きっと、失ったはずの記憶を夢で見ているのだろう。
俺はそう解釈している。
***
俺、文月楓は、高校の入学式を終えて帰ろうとしている所、とある友人に話しかけられた。
「久しぶりだね。楓」
相手は小学生からの幼馴染である神谷綾華だった。
小学生を卒業するまで、毎日のように遊んでいたことは覚えている。
中学からは、やはり記憶が曖昧。
もはや中学の記憶に綾華はいない。
「ああ。久しぶりだな。綾華」
いわゆる、ボブと言われる髪型の綾華。
その髪は黒く、光で少し青ががって見えたりもする。
「中学生ではほとんど話してないもんね。楓はクラス何?」
クラス分けテストというのを事前にやらされているため、クラスはAクラスを一番上として実力順に配置される。
そのテストは学力だけでなく、運動面もテストされた。
俺は、A、B、C、Dと四クラスある中のCクラス。
下の方のクラスで、言ってしまえば実力がないクラスだ。
「Cだ。綾華は?」
「え、本当にCなの?」
目を丸くして驚いている様子の綾華。
「何かおかしな点が?」
場は一瞬沈黙に包まれる。
「ねえ、楓」
「なんだ?綾華」
「中学で何かあった?」
「どういうことだ?」
「いや、なんでそんなに無表情なの?口調も冷たいし。
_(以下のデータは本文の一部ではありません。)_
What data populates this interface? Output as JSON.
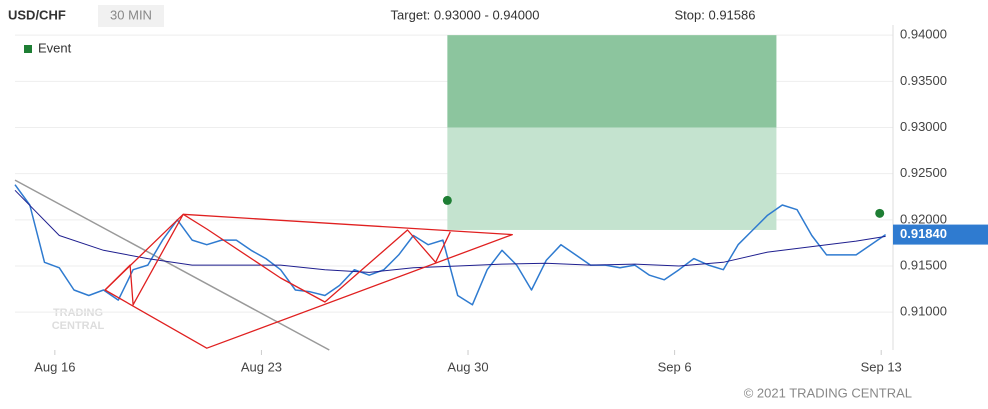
{
  "chart_data": {
    "type": "line",
    "symbol": "USD/CHF",
    "interval": "30 MIN",
    "target_text": "Target: 0.93000 - 0.94000",
    "stop_text": "Stop: 0.91586",
    "footer": "© 2021 TRADING CENTRAL",
    "watermark": [
      "TRADING",
      "CENTRAL"
    ],
    "legend": {
      "name": "Event",
      "color": "#1e7e34",
      "position": "top-left"
    },
    "grid": true,
    "xlim": [
      0,
      59.5
    ],
    "xticks": [
      {
        "value": 2.7,
        "label": "Aug 16"
      },
      {
        "value": 16.7,
        "label": "Aug 23"
      },
      {
        "value": 30.7,
        "label": "Aug 30"
      },
      {
        "value": 44.7,
        "label": "Sep 6"
      },
      {
        "value": 58.7,
        "label": "Sep 13"
      }
    ],
    "ylim": [
      0.9059,
      0.9411
    ],
    "yticks": [
      {
        "value": 0.91,
        "label": "0.91000"
      },
      {
        "value": 0.915,
        "label": "0.91500"
      },
      {
        "value": 0.92,
        "label": "0.92000"
      },
      {
        "value": 0.925,
        "label": "0.92500"
      },
      {
        "value": 0.93,
        "label": "0.93000"
      },
      {
        "value": 0.935,
        "label": "0.93500"
      },
      {
        "value": 0.94,
        "label": "0.94000"
      }
    ],
    "series": [
      {
        "color": "#2f7bd0",
        "values": [
          0.9238,
          0.9216,
          0.9154,
          0.9148,
          0.9124,
          0.9118,
          0.9124,
          0.9113,
          0.9146,
          0.9151,
          0.9178,
          0.92,
          0.9178,
          0.9173,
          0.9178,
          0.9178,
          0.9167,
          0.9158,
          0.9146,
          0.9124,
          0.9122,
          0.9118,
          0.9129,
          0.9146,
          0.914,
          0.9146,
          0.9162,
          0.9183,
          0.9173,
          0.9178,
          0.9118,
          0.9108,
          0.9146,
          0.9167,
          0.9151,
          0.9124,
          0.9156,
          0.9173,
          0.9162,
          0.9151,
          0.9151,
          0.9148,
          0.9151,
          0.914,
          0.9135,
          0.9146,
          0.9158,
          0.9151,
          0.9146,
          0.9173,
          0.9189,
          0.9205,
          0.9216,
          0.9211,
          0.9183,
          0.9162,
          0.9162,
          0.9162,
          0.9173,
          0.9184
        ]
      },
      {
        "color": "#1f1f8f",
        "x": [
          0,
          3,
          6,
          9,
          12,
          15,
          18,
          21,
          24,
          27,
          30,
          33,
          36,
          39,
          42,
          45,
          48,
          51,
          54,
          57,
          59
        ],
        "values": [
          0.9232,
          0.9183,
          0.9167,
          0.9158,
          0.9151,
          0.9151,
          0.9151,
          0.9146,
          0.9143,
          0.9148,
          0.915,
          0.9152,
          0.9153,
          0.9151,
          0.9152,
          0.915,
          0.9154,
          0.9165,
          0.9171,
          0.9177,
          0.9182
        ]
      }
    ],
    "last_price": {
      "value": 0.9184,
      "label": "0.91840",
      "color": "#2f7bd0"
    },
    "target_zone": {
      "x": [
        29.3,
        51.6
      ],
      "bottom": 0.9189,
      "target_low": 0.93,
      "target_high": 0.94,
      "color_low": "#c4e3cf",
      "color_high": "#8cc59e"
    },
    "events": {
      "x": [
        29.3,
        58.6
      ],
      "values": [
        0.9221,
        0.9207
      ],
      "color": "#1e7e34"
    },
    "trend_line": {
      "color": "#999999",
      "x": [
        0,
        21.3
      ],
      "values": [
        0.9243,
        0.9059
      ]
    },
    "pattern_lines": [
      {
        "color": "#e02020",
        "x": [
          11.4,
          33.7,
          13.0,
          6.1,
          11.4
        ],
        "values": [
          0.9206,
          0.9184,
          0.9061,
          0.9124,
          0.9206
        ]
      },
      {
        "color": "#e02020",
        "x": [
          6.1,
          7.8,
          8.0,
          11.4,
          13.0,
          18.0,
          21.0,
          26.6,
          28.5,
          29.5
        ],
        "values": [
          0.9124,
          0.9151,
          0.9108,
          0.9206,
          0.919,
          0.9137,
          0.9111,
          0.9189,
          0.9154,
          0.9187
        ]
      }
    ]
  }
}
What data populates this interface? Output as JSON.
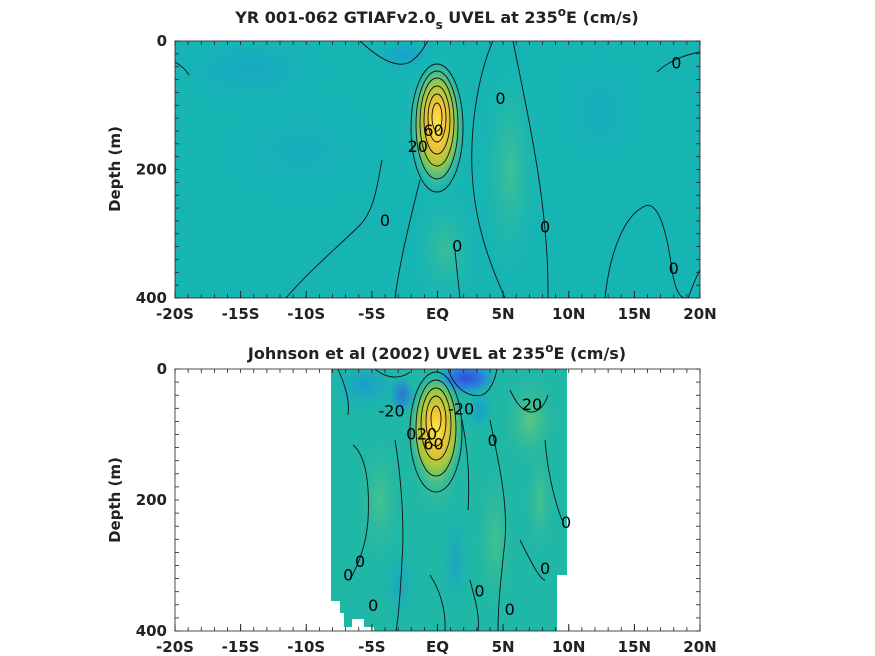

しかも、なんでCクラスなの?」
「そうか?それに、Cクラスはただの実力だ」
「いや、楓は小学生の時から誰にも負けなかった。最強だったでしょ」
俺は昔最強だったのか?
なににおいて最強とするのか?
「でも、中学二年生のある日、突然楓はテストの順位表から姿を消した」
「すまん。ちょっと言ってることがよく分からない」
「え?」
綾華は当たり前のように俺について述べている。
だが、俺はそれが本当かわからない。
「すまん。あまり、昔のことは覚えてないんだ」
「ど、どういうこと!?」
「そのままの意味だ」
「記憶喪失ってこと?」
「それに近い」
それに近いというのは、覚えてることもあるという意味だ。
「だから、違和感があったのね」
「多分な。俺が以前お前とどう接してきたのか、分からない」
「記憶をなくして、急に中学で姿を消したってわけ?」
「ああ」
「昔は最強だったのに、それも忘れて今ではCクラス?」
「恐らく」
「なーんだ。また楓が学校で無双するの、見たかったのにな」
「仮に俺がそんなに強かったとしても、無双できる保証はないだろ」
「いや、あるよ。楓のこと、私が一番よく分かってるから」
どうやら、俺と綾華はそれほど仲が良かったらしい。
「そんなに強かったなら、昔の強さってのも、取り戻してみたいな」
いつしか俺から消えていた過去の記憶。
それと共に失ったであろう実力。
それを、この高校生活で取り戻せるなら、その時が楽しみだ。
「だったら、楓が記憶を取り戻して、実力も取り戻して。それで無双するの、楽しみにしてるね」
そうだな。
記憶を取り戻して、実力も取り戻して。
そしてこの学校で無双するのも、悪くない。
ま、俺が本当に強かったらの話だけどな。
「ねえ、ほんとに記憶ないの?」
「ないって言っただろ」
「そっか……。」
「全部じゃないけどな。実際、綾華のことはわかるし」
分かることもある。
綾華とどういう関係だったかは分からないが、名前、存在は分かる。
「何が覚えてて、何を知らないの?」
「いや、分からない。なあ綾華。俺の中学の記憶にお前はいないんだが、実際はどうだ?」
中学で覚えてることなんかほとんどない。
俺が綾華と話した記憶は小学生で途絶えている。
「中一だね。最後に話したのは」
「そうか」
「本当に覚えてないんだ。じゃあさ、私が言ったあの言葉は覚えてない?」
あのこと。
もちろん全く分からない。
「分かんないか。頑張ったんだけどな」
「すまない……」
「いや、いいんだよ。別にいつだって言えることだし。じゃあ、今言ってあげるね」
「ああ。頼む」
綾華は一度呼吸大きめに吸って、それを吐く。
一度深く目を瞑って、目を開く。
やがて綾華の青みがかった黒い瞳と俺の目が合う。
「好き」
入学式の今日。
透き通った青空に、微かな雲。
その雲の隙間から差し込む光。
風に揺られ、桜の花びらがひらりと舞う。
その花びらが文月楓と神谷綾華の視線を一瞬だけ遮る。
そして、その桜が風に吹き飛ばされ、また互いの目が合う。
顔が真っ赤の綾華。
そしてその先には、告白を受けても変わらず無表情の文月楓がいた。